Declining sixth form numbers see grammar enrolments fall
FALLING sixth form numbers have caused enrolments in grammar schools to decline for the first time in years.
The Department of Education yesterday published new statistics that revealed the overall enrolment figures for all schools.
The total number of pupils on the school census day in October 2016 was approximately 342,000, an increase of almost 2,000 compared to 2015.
However, enrolments in post-primary schools fell for the sixth consecutive year to 140,417 pupils, dropping by almost 700 compared to last year.
They are now at their lowest level since records began 30 years ago.
This mirrors a decrease in population estimates in the same period.
Compared to last year, there was a reduction in both grammar and non-grammar settings. This reversed a trend in previous years, where grammar school enrolments had been steadily rising.
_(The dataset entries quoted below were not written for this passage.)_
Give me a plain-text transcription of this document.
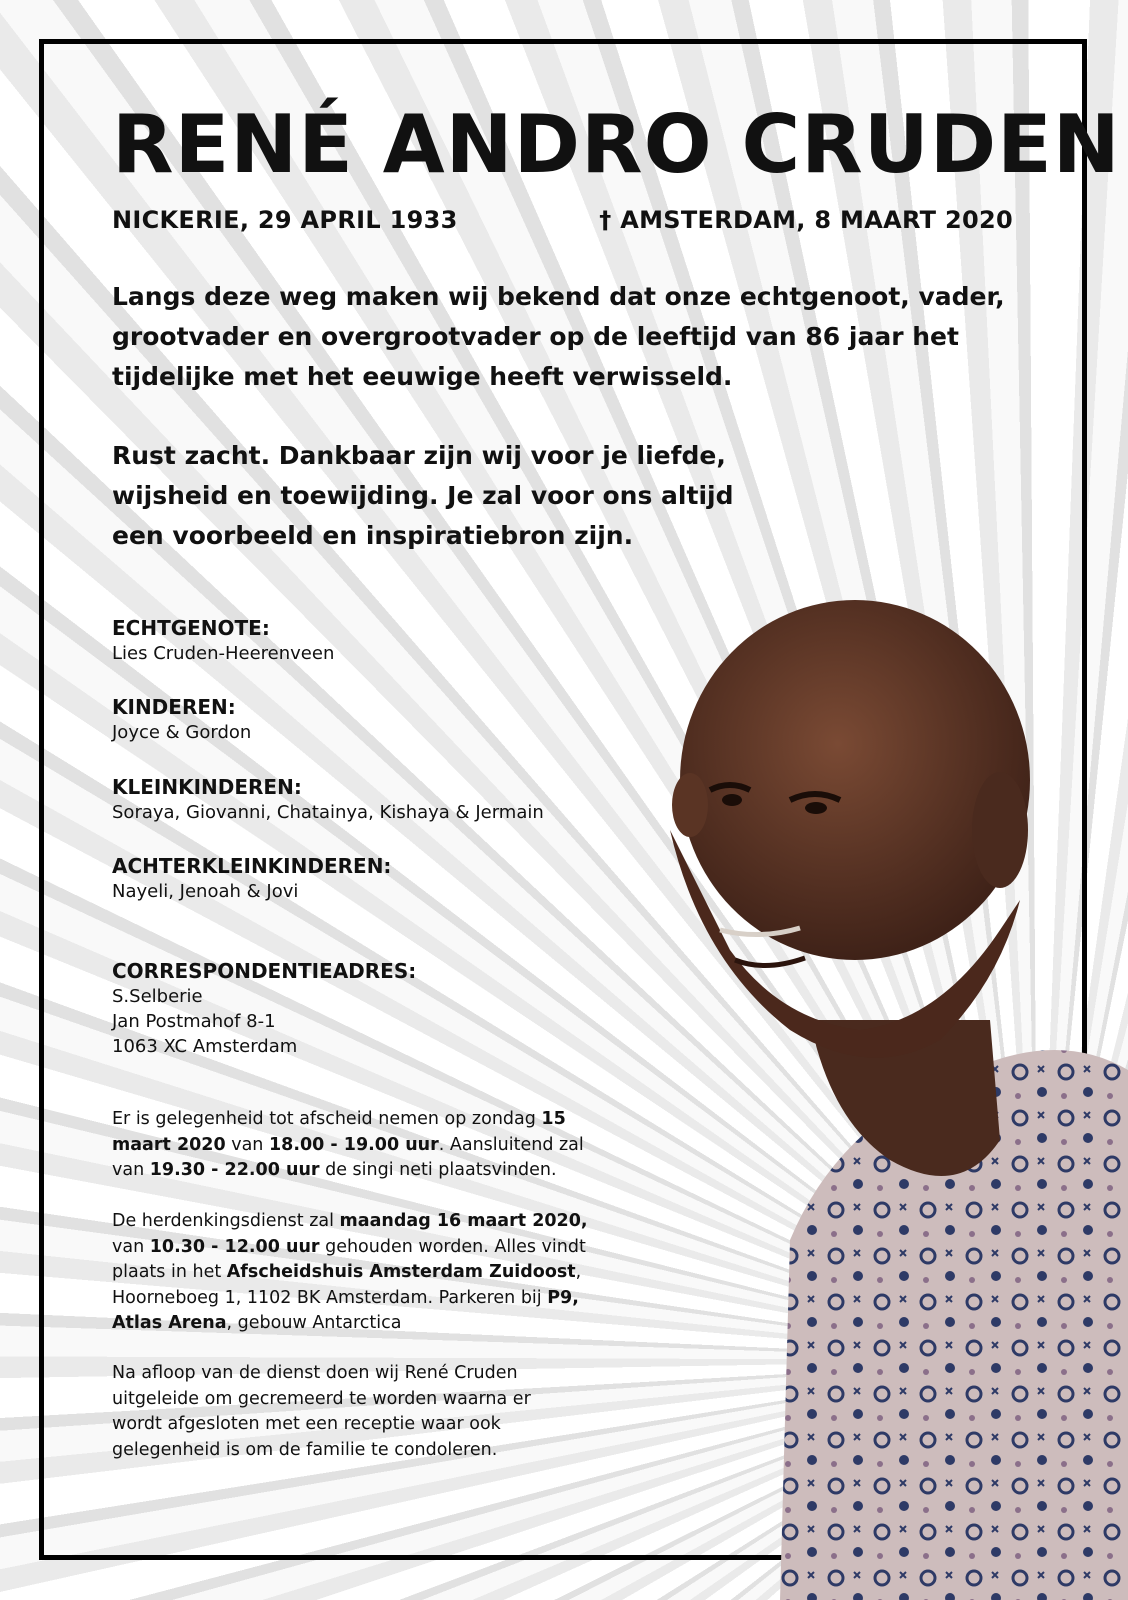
RENÉ ANDRO CRUDEN
NICKERIE, 29 APRIL 1933	† AMSTERDAM, 8 MAART 2020

Langs deze weg maken wij bekend dat onze echtgenoot, vader, grootvader en overgrootvader op de leeftijd van 86 jaar het tijdelijke met het eeuwige heeft verwisseld.

Rust zacht. Dankbaar zijn wij voor je liefde, wijsheid en toewijding. Je zal voor ons altijd een voorbeeld en inspiratiebron zijn.

ECHTGENOTE:
Lies Cruden-Heerenveen
KINDEREN:
Joyce & Gordon
KLEINKINDEREN:
Soraya, Giovanni, Chatainya, Kishaya & Jermain
ACHTERKLEINKINDEREN:
Nayeli, Jenoah & Jovi
CORRESPONDENTIEADRES:
S.Selberie
Jan Postmahof 8-1
1063 XC Amsterdam

Er is gelegenheid tot afscheid nemen op zondag 15 maart 2020 van 18.00 - 19.00 uur. Aansluitend zal van 19.30 - 22.00 uur de singi neti plaatsvinden.

De herdenkingsdienst zal maandag 16 maart 2020, van 10.30 - 12.00 uur gehouden worden. Alles vindt plaats in het Afscheidshuis Amsterdam Zuidoost, Hoorneboeg 1, 1102 BK Amsterdam. Parkeren bij P9, Atlas Arena, gebouw Antarctica

Na afloop van de dienst doen wij René Cruden uitgeleide om gecremeerd te worden waarna er wordt afgesloten met een receptie waar ook gelegenheid is om de familie te condoleren.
Numbers in Years 8-12 of grammar schools have remained steady, but it is sixth forms that are suffering a decline. There are about 400 fewer pupils in grammar sixth forms now compared to 12 months ago.
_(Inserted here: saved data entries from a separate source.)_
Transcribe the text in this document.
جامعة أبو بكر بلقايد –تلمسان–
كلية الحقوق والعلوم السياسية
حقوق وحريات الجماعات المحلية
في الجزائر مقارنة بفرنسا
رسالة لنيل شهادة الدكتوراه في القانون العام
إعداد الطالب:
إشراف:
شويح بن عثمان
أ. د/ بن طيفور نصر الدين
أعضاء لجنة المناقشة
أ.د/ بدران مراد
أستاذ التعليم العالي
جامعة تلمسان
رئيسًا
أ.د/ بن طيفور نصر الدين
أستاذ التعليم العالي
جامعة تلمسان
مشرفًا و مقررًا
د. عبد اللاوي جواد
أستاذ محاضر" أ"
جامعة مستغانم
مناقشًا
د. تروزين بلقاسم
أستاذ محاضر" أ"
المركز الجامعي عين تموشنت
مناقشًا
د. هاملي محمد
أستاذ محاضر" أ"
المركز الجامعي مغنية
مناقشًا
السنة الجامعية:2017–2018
It is understood this is partly due to an increase in pupils failing to progress from lower to upper sixth form.
In her recently-published chief inspector's report, Noelle Buick expressed concern about those in Year 13 who failed to progress to Year 14 last year.
"There may be genuine reasons why a small proportion of pupils may not wish to complete their post-16 study, but it is evident that too many pupils, who commence a two-year programme of study, are refused or discouraged from progressing to year 14," she said.
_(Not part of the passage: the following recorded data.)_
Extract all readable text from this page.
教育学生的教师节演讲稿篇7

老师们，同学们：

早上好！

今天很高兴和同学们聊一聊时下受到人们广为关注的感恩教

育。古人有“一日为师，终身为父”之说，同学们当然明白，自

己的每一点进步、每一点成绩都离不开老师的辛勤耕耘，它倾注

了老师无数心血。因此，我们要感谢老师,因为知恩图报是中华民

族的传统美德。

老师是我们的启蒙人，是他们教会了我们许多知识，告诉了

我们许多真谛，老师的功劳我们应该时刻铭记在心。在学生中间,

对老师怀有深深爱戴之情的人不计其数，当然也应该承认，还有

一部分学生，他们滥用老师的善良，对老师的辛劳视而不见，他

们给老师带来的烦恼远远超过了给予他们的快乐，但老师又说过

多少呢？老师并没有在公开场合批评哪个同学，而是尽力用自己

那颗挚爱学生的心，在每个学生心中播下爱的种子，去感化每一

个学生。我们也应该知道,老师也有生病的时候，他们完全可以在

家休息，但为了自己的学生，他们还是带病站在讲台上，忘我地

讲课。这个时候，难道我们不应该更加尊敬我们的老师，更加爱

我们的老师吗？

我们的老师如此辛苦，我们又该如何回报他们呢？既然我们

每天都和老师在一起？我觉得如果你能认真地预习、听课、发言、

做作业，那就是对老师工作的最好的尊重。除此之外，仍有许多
"Schools must recognise they have a responsibility to ensure that pupils who begin post-16 study have the pre-requisite skills and level of attainment to undertake the full two-year course, and that they are well supported to make progress in their learning."
Elsewhere, the number of pupils in compulsory primary school education was 171,615.
This has risen by almost 3,000 compared with last year and is the highest number recorded since 2000.
Special school enrolments have also gradually increased, rising by around 750 pupils in the last four years to 5,398 in 2016/17.
About 30 per cent of children - more than 100,000 - are now entitled to free school meals.